Once a song is deemed a classic it's as if it's untouchable. No one dare suggest that something could be done to improve it. But I'm sure you've sat in the car listening to said classic and thought to yourself, "I could do better than that. And if I had the money, power, talent and sheer luck to not be this middling mediocrity that I've made of my life, I would do something to change the system, to alter the world with one grand gesture, one astute line. Hey, I think I found a dime!"
We all do this. We all sit embittered waiting for the phone that does not ring, the knock of opportunity that never visits our door, the "free vacation" that doesn't involve buying land in some undesirable part of the U.S.
Self-improvement takes too much time. However, correcting the errors of others and making them better is something we should all do from time to time, if only to make ourselves feel superior.
I have taken the liberty of making the following "classic" songs better.
"My traveling companion is nine years old. He is a child of my first marriage, that would be Dolores. You might not remember her. We were young and naïve and thought we could work through a lot of issues that it turns out only grew deeper and more disturbing as the years went on. It wasn't just money and sex, though those were definitely issues. Anyhow, I'm taking the little bastard to Graceland, Memphis Tennessee, we're going to Graceland, yeah,"
"I paved paradise and put up my parking lot. It doesn't require much maintenance and it's a proven money maker, much more than any manual labor job that's for sure. I even got a sign that says I'm not responsible for any items stolen from your car or any damages you incur while innocently parked in my lot. It's like I'm all about the cash and not at all about any responsibilities whatsoever. This is the life. You gotta see my house. It's huge. The home theater system is awesome. Don't it always seem to go that the people who don't have anything do nothing but complain about the people that have stuff, when all they have to do is pave paradise and put up their own parking lot."
"I'll take sexually provocative crime fighters from the '70s for five hundred Alex. The clue: John Shaft. The answer: Who's the black private dick that's a sex machine to all the chicks? Well played, maestro, well played."
"I had a friend who was a big baseball player back in high school. He could throw that FAST ball by you and make you look like a fool, boy. But really it was his change-up that set up the fastball. It wasn't that he threw so fast, but that the differing speeds and his excellent sense of location would often confuse the hitter and throw their timing off. Anyhow, I saw him at this roadside bar and he looked like crap. Man, did I feel better about myself. I mean, I know I've let a few things go but that guy was pathetic."

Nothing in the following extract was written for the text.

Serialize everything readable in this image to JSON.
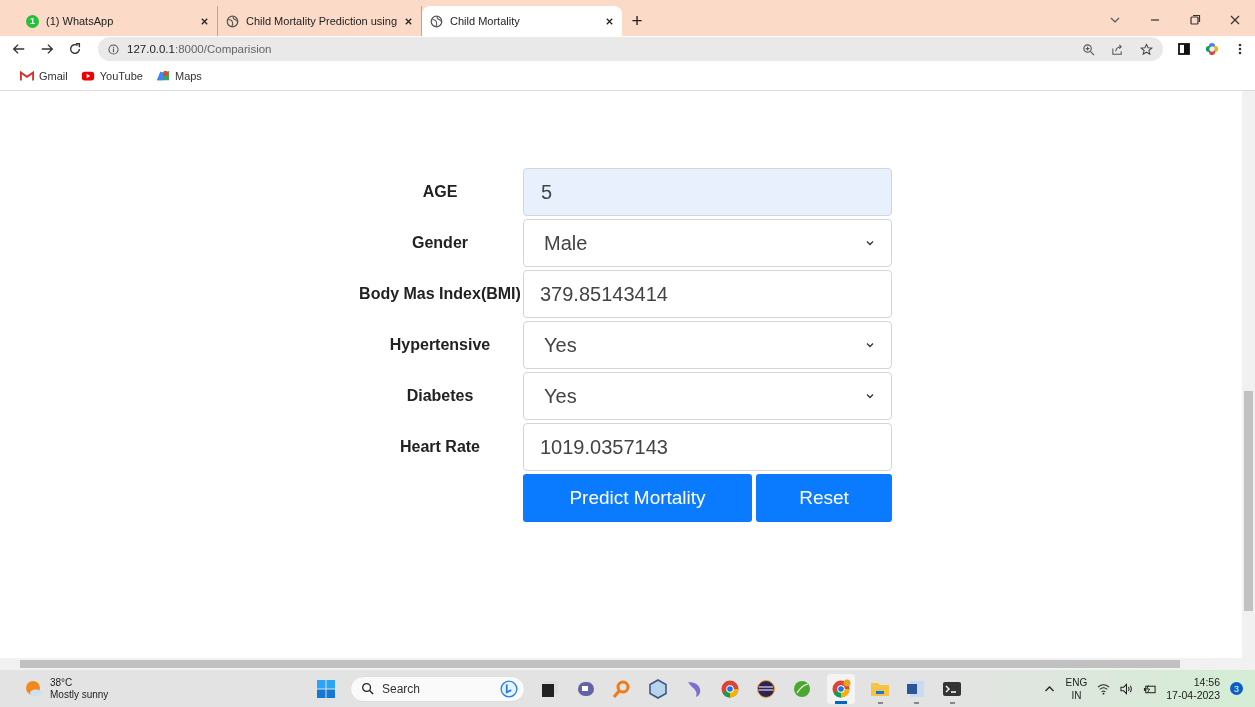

"Please papa don't preach. I'm in deep trouble. I'm pregnant. The guy's a complete deadbeat. He was hot and everything but he's not the good provider type and my own reputation for being easy probably isn't going to help me around here. I should probably relocate. By the way, I'm keeping the baby and there's nothing you can say or do to change my mind because, well, no offense, but look at yourself. You're not exactly a rousing success either. So just shut up and hope your company doesn't go belly-up and screw you out of that pension you dream of. If Amy calls, tell her I'll be out back drinking behind Dairyland. Thanks."